By Amlan Chakraborty
NEW DELHI (Reuters) - The United States will need Vincent Hancock to come out all guns blazing in their bid to upstage China at the Paris Olympics shooting range as the 35-year-old looks to become the first shooter to win the same individual event four times.
Hancock, regarded as the greatest skeet shooter of all time after his Olympic triumphs in Beijing, London and Tokyo, could add two more gold medals to his collection in Paris with the mixed team skeet event debuting at the National Shooting Centre in Chateauroux, some 270km south of the capital.
"Winning another gold, that's a goal and a dream," multiple world champion Hancock told NBC ahead of his fifth Olympics appearance.
"It doesn't matter if it's your first, fourth or your fifth Olympics, it is still a dream. To do that you have to be almost perfect."
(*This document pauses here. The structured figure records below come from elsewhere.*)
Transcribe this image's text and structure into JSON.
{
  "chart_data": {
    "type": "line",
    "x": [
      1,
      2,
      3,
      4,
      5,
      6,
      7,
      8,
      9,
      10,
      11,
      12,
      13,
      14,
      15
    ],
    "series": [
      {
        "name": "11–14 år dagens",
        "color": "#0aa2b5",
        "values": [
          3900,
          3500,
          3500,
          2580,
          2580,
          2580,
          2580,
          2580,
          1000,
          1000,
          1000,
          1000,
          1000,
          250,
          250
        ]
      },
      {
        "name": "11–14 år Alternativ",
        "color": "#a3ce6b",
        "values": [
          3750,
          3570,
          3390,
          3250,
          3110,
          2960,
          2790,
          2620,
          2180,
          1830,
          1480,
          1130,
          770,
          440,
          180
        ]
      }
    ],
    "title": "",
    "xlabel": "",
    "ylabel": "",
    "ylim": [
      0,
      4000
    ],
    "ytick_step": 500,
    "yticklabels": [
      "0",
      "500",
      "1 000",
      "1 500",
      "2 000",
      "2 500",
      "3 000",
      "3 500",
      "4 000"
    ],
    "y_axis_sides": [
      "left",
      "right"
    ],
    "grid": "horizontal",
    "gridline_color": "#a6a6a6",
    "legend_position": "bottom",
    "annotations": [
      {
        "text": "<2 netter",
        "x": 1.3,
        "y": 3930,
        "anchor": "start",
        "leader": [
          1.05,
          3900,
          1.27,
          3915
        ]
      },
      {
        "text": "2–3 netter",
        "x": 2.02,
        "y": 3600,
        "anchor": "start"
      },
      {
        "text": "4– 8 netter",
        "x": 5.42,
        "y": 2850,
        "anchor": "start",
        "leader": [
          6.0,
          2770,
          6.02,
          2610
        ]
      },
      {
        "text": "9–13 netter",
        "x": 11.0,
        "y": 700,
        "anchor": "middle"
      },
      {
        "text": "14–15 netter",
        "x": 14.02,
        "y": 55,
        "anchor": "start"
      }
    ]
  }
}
China have topped the shooting medal tables at four of the last six Games and their 11 medals in Tokyo included four golds, one more than the U.S.
The introduction of the mixed team skeet event, in which Hancock will partner protege Austen Smith, may at least help the U.S. narrow that gap even if they fail to topple China.
The depth of China's shooting talent meant that even Yang Qian and Yang Haoran, who won three golds between them in Tokyo, had to make way for a clutch of younger world champions.
The onus will now be on the likes of teenaged duo Huang Yuting and Sheng Lihao to maintain China's dominance at the shooting range.
At 34, Li Yuehong will be the oldest member of China's shooting contingent. After taking bronze in the men's 25m rapid fire pistol at both Rio and Tokyo, Li has had to shake things up in his pursuit of gold in Paris.
"My two Olympic appearances were not bad but if breakthrough is what I am after, I have to make some changes," the reigning world champion and world record holder said.
India will be sending their biggest Olympic shooting contingent to Paris, hoping that their quota of 20-odd places will translate into medals.
Combining results from the World Championship, the World Cups and the World Cup final in the preceding 12 months, China have been the dominant force while India have done marginally better than the U.S., according to International Shooting Sport Federation (ISSF) data shared with Reuters.